Founded in 2011, Exotel has managed to turn in a standalone net profit for two of the last three financial years - no small achievement considering that most startups still deal in losses.
All this despite its last external funding coming nearly six years ago when it raised Rs 2.5 crore (around $400,000) in a seed round from Mumbai Angels and Blume Ventures.
Exotel has thus far acquired two companies - Voyce, a platform that allows businesses to gather customer feedback; and Singaporean voice-based social media startup Croak.it. Both startups generate negligible revenue.
For the financial year 2016-17, the Bengaluru-headquartered Exotel reported a consolidated net profit of Rs 4.3 crore. In the previous fiscal, Exotel had made a loss of Rs 3 crore.
The company's revenue grew 63% to Rs 45.3 crore for the year ending March 31, 2017. Its expenses rose to Rs 39 crore in 2016-17 from Rs 30 crore in 2015-16.
An investor said Exotel's revenue will rise further as it is expected to post a full-year consolidated revenue of around Rs 60 crore for 2017-18.
So what is Exotel doing right?
Run by Exotel Techcom Pvt. Ltd, the firm was founded in 2011 by Shivakumar Ganesan, Ishwar Sridharan, Siddharth Ramesh and Vijay Sharma, who has since left the company to start recruitment firm Belong.
Exotel traces its roots to Ganesan's previous venture, a business-to-customer (B2C) online classifieds firm called Roopit. Smartphones weren't in everyone's pocket at the time and the company had to communicate via SMS with buyers and sellers.
Ganesan, who was one of the first Flipkart employees, wanted a cheap software and a VoIP-based single number to handle all those interactions. A first cheque from a customer who wanted to use the tool prompted Ganesan to pivot to a business-to-business (B2B) software, which eventually came to be called Exotel.
Cloud telephony, or hosted telephony, is a voice and messaging service which replaces traditional business telephone equipment - EPABX - with a third-party VoIP service. In short, it's a technology that moves your business phone system to the cloud.
Unlike EPABX, cloud telephony does not require heavy capital expenditure. It's also affordable, which is why several Indian businesses have opted for this technology.
Startups in particular are fans of cloud telephony, with Ola, Flipkart, Uber, RedBus and Quikr among Exotel's clients.
However, Exotel has been facing margin pressures of late and cannot afford to keep increasing prices even as rivals such as Knowlarity raise capital ($20 million in 2016) and offer competitive rates.
Blume Ventures, the only institutional investor backing Exotel, recognised this reality and advocated focusing on profitability.
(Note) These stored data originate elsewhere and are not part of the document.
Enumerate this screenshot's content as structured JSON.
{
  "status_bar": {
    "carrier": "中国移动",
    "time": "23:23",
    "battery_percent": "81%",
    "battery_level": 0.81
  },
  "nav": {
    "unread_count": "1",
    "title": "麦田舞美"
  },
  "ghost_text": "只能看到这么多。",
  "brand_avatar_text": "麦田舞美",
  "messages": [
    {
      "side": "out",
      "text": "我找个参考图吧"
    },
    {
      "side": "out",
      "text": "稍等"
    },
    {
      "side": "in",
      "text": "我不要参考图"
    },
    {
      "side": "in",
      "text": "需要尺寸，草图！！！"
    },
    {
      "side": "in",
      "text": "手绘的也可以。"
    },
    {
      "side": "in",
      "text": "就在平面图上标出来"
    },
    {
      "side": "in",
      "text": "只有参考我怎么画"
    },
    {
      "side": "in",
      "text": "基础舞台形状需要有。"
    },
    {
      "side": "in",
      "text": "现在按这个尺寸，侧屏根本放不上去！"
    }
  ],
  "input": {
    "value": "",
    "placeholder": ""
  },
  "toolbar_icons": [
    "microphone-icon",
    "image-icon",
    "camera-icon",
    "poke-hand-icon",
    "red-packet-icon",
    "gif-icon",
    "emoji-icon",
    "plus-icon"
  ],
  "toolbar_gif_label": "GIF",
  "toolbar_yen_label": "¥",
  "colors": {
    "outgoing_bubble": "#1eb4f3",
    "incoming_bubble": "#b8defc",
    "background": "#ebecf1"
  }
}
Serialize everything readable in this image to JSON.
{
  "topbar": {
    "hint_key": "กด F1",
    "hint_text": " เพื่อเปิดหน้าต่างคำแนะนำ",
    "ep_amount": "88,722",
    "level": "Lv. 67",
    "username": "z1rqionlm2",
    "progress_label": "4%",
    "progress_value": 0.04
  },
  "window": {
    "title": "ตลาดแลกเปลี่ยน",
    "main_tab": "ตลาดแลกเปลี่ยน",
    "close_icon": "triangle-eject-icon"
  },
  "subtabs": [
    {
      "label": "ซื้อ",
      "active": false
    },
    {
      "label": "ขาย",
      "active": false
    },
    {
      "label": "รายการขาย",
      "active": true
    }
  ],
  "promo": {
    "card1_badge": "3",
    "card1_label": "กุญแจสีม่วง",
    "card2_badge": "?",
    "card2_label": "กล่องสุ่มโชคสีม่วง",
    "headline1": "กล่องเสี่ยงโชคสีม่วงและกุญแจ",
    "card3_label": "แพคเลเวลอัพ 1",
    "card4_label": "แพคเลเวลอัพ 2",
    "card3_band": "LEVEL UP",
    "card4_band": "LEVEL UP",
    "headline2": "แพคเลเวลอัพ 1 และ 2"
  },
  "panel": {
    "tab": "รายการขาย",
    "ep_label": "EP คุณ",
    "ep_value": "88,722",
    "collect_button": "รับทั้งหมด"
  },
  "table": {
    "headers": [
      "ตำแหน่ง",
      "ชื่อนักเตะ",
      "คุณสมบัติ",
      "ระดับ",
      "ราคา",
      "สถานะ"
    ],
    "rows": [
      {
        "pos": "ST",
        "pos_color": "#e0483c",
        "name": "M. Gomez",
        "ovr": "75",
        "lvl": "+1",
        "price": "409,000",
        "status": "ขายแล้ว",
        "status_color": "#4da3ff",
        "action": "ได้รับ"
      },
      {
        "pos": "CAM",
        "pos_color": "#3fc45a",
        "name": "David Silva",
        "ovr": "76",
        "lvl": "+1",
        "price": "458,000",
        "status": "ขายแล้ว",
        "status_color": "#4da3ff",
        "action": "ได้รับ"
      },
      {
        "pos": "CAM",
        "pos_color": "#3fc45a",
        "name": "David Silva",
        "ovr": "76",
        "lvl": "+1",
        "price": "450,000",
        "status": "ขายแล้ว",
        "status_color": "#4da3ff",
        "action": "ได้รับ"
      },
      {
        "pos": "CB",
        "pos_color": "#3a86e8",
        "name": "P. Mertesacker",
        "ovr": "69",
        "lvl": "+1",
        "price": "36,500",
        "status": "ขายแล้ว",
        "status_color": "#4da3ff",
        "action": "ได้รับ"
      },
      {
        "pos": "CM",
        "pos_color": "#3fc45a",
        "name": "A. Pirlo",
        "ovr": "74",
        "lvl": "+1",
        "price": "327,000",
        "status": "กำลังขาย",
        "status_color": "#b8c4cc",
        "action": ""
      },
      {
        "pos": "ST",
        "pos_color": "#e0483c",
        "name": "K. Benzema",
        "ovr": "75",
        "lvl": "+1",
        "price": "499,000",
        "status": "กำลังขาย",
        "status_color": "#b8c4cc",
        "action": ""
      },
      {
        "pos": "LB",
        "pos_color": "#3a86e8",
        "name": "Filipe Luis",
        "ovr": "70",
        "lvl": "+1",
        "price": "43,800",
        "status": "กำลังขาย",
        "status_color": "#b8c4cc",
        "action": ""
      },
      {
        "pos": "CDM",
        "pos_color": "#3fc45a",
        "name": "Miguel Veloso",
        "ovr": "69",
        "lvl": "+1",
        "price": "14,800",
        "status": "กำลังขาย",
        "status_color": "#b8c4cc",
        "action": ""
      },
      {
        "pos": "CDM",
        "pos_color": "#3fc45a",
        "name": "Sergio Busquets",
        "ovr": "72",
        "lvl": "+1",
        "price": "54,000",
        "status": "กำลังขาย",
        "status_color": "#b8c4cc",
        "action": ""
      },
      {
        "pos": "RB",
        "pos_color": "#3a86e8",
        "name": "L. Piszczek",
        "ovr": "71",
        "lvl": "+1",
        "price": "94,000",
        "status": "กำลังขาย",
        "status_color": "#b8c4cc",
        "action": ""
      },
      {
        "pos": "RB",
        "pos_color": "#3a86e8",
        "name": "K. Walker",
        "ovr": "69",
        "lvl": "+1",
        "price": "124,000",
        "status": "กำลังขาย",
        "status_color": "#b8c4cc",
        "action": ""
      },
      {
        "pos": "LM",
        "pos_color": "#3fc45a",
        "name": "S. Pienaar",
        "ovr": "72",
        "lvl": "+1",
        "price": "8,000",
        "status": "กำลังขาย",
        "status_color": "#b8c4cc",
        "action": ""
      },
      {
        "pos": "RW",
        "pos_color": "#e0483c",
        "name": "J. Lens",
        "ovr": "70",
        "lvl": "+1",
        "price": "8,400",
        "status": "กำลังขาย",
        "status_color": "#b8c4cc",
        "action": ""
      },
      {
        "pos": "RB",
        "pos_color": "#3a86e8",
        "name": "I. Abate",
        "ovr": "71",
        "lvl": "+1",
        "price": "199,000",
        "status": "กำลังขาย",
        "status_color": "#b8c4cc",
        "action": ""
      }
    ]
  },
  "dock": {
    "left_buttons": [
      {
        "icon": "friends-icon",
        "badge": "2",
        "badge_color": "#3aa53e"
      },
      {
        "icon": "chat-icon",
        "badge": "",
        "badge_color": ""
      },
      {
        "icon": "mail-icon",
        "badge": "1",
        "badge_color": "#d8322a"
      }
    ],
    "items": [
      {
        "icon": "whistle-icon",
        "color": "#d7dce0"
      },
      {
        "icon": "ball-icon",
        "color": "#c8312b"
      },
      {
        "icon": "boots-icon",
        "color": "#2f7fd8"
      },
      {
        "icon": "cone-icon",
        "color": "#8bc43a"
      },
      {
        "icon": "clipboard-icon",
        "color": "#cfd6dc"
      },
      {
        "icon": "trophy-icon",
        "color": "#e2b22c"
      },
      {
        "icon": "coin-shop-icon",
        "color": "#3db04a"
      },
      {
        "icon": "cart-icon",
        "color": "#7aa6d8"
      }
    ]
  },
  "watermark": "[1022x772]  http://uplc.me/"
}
"The idea is to be a far more profitable company and not get into volume business for losses," said Karthik Reddy, Blume's founder and managing partner. "We don't have the luxury of throwing money at sales like some competitors to win volume."
CEO Ganesan did not respond to queries till the time of publishing this report.
In reality, Exotel did not make a conscious decision not to raise funding. Ganesan was earlier quoted as saying that he pursued investors till 2014 but eventually accepted that they were not interested because they felt he could deliver the big returns they wanted. Exotel struggled in the early days, forcing Ganesan to focus on profitability rather than dwelling on funding.
Apart from Knowlarity, which has a global business unlike Exotel, other competitors include Ozonetel and Solutions Infini Technologies.
To sustain a year-on-year growth rate of more than 50%, Exotel is looking to venture into international markets this year. The firm is currently building a virtual customer call centre for companies.
"They are exploring a public listing but there are not enough places for a company of that scale to raise Rs 15-20 crore if you are profitable and growing decently," he said. "That kind of capital would give any company a shot at pushing growth rates to 50-60%."
With growth initiatives, new products in the works and cash in the bank, Reddy is hopeful that Exotel will be able grow at 50% every year with or without external capital.
It's been six years since Blume backed Exotel, and Reddy says it will be another couple of years before he can contemplate an exit.
"We are trying to play the balancing act until the end of this year by looking at other portfolio companies. While the market never validated Exotel to call it a great success for us, a B2B company of that size does have a lot of strategic interests from a lot of companies," he said.
Seven years on, Exotel's success seems to lie in understanding the nature of the B2B market, where sales cycles are long and heavy spending will not necessarily fetch new customers.
Ganesan has previously said that when companies are chasing large enterprises, there are only a few to follow up with and money is not paramount - a realisation that appears to have helped make Exotel an exception in terms of turning in profits.